Errors are corrected by critical thinking. That means thinking of criticisms – explanations of errors (what the error is, why it’s an error).
Rational thinking requires unbounded critical thinking. There shouldn’t be limits on the types of ideas or criticisms considered. “No questioning religion” is an example of a boundary. “No rude statements” is another boundary (though maybe all criticism can be expressed politely, so it’s debatable whether that boundary makes unlimited progress impossible, less convenient, or more convenient). To make ongoing progress, it’s important not to ban categories of ideas from being considered and analyzed. Put another way, the only reasonable way to shut down an idea is criticism, and criticism is itself always open to potential criticism, doubts, questions and counter-arguments.
Evolution of ideas happens in your mind below the conscious level. But it’s also a good model for conscious thinking. The conscious version is brainstorming ideas and using criticism to reject errors. Do a bunch of brainstorming and criticism and you can improve your ideas. But don’t do all the brainstorming then all the criticism after. For a second generation of ideas (like a second generation of evolving animals), you want to brainstorm (birth) ideas related to the ideas that survive the first generation of criticism. For a third generation, brainstorm more ideas related to those that survive the second generation of criticism. And so on.
Don’t be scared to brainstorm ideas which are refuted by criticism. You can look for ways to fix them. Don’t just entirely avoid stuff once you know one reason you think it’s wrong. You can investigate changing an idea while keeping the good parts and fixing the error. If you don’t give that a try, you don’t know if the error was severe (a reason it’s a dead end) or just needed an adjustment to address.
A key issue is which issues are digital or analog. Digital issues correspond to the counting numbers while analog correspond to the real numbers. Digital issues are often binary – there are exactly two possible answers – but can sometimes have more choices. Analog issues always have infinitely many choices. Error correction requires digital issues.
True or false is a way of judging ideas with only two choices, so it’s binary and digital. Non-refuted or refuted is also binary and digital. But good or bad normally refers to an analog scale, a continuum, a spectrum, a matter of degrees: an idea can have some amount of goodness or badness, a little or a lot.

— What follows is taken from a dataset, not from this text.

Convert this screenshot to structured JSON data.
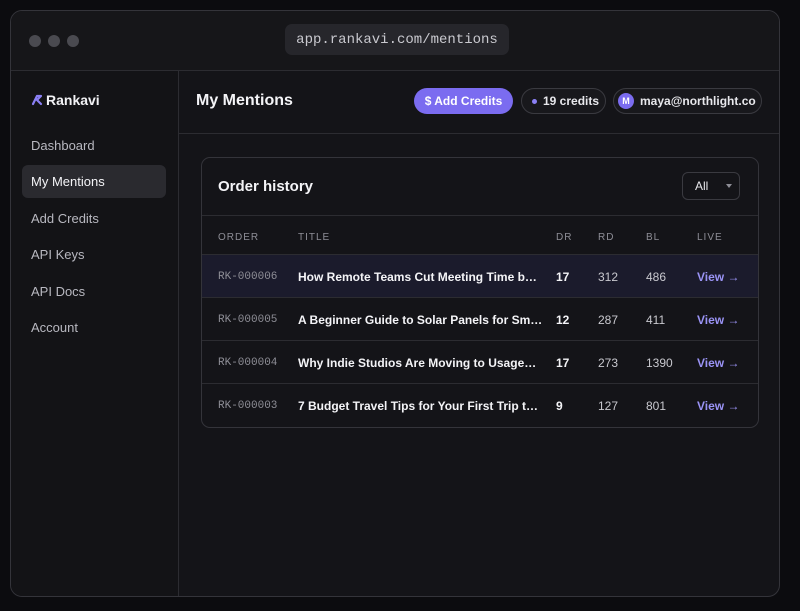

The rejection of analog issues from epistemology is perhaps my most important original idea. We build digital computers and David Deutsch knew that was necessary for error correction, and I think others knew that too. But no one realized that the concept of stronger and weaker arguments was the use of analog within epistemology where error correction is needed but can’t be done in an analog way.
Rational thinking involves trying to understand what ideas refute what other ideas. A criticism is a reason an idea does not work. It’s a binary distinction: either the criticism says why the idea fails or it doesn’t. These can be called decisive or binary criticisms. All other criticisms have a secondary role at best. Many other criticisms, as well as positive arguments, can be translated to decisive criticisms, but some can’t. They can also be used for helping understand and explain the issues and concepts rather than as arguments.